If voters approve the ballot measure, the Department of Public Safety would be funded with the police department budget, which is currently $164 million, about 15% less than the $193 million budget approved in 2020.
Additionally, police Chief Medaria Arradondo would be ousted, and the new agency would be led by a commissioner appointed by Democratic Mayor Jacob Frey.
Mr. Frey, who exercises ultimate control and oversight of the police force, does not like that he would be forced to share control of a Department of Public Safety.
“It would have the city council control the police department,” the mayor said in a July interview with CBS4-TV. “It would have the chief of police or the head of public safety report to 14 different people — 13 council members and the mayor — and it substantially reduces accountability.”

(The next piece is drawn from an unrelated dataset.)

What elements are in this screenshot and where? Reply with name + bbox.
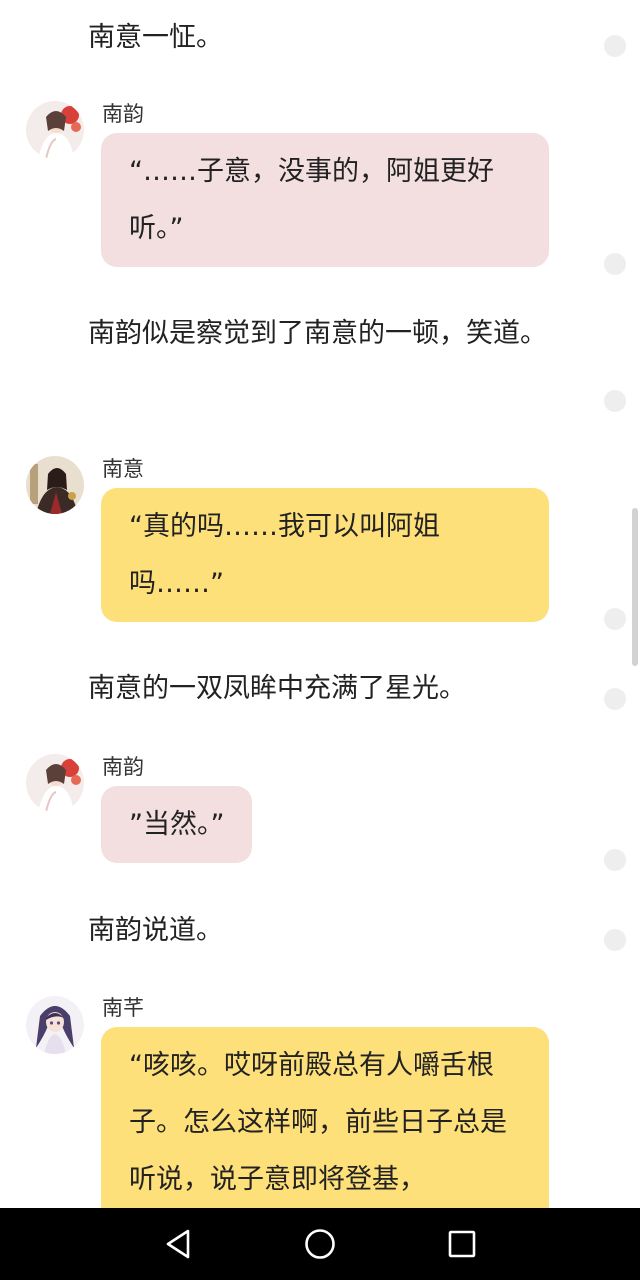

Chief Arradondo echoed those sentiments during an August news conference, saying the change would add more “layers of bureaucracy” and would be “wholly unbearable” for any law enforcement leader.
A similar proposal surfaced last summer, under which the police department would be replaced by a “Department of Community Safety and Violence Prevention.” It initially had support from the majority of the City Council, but it fizzled out after a city commission voted against.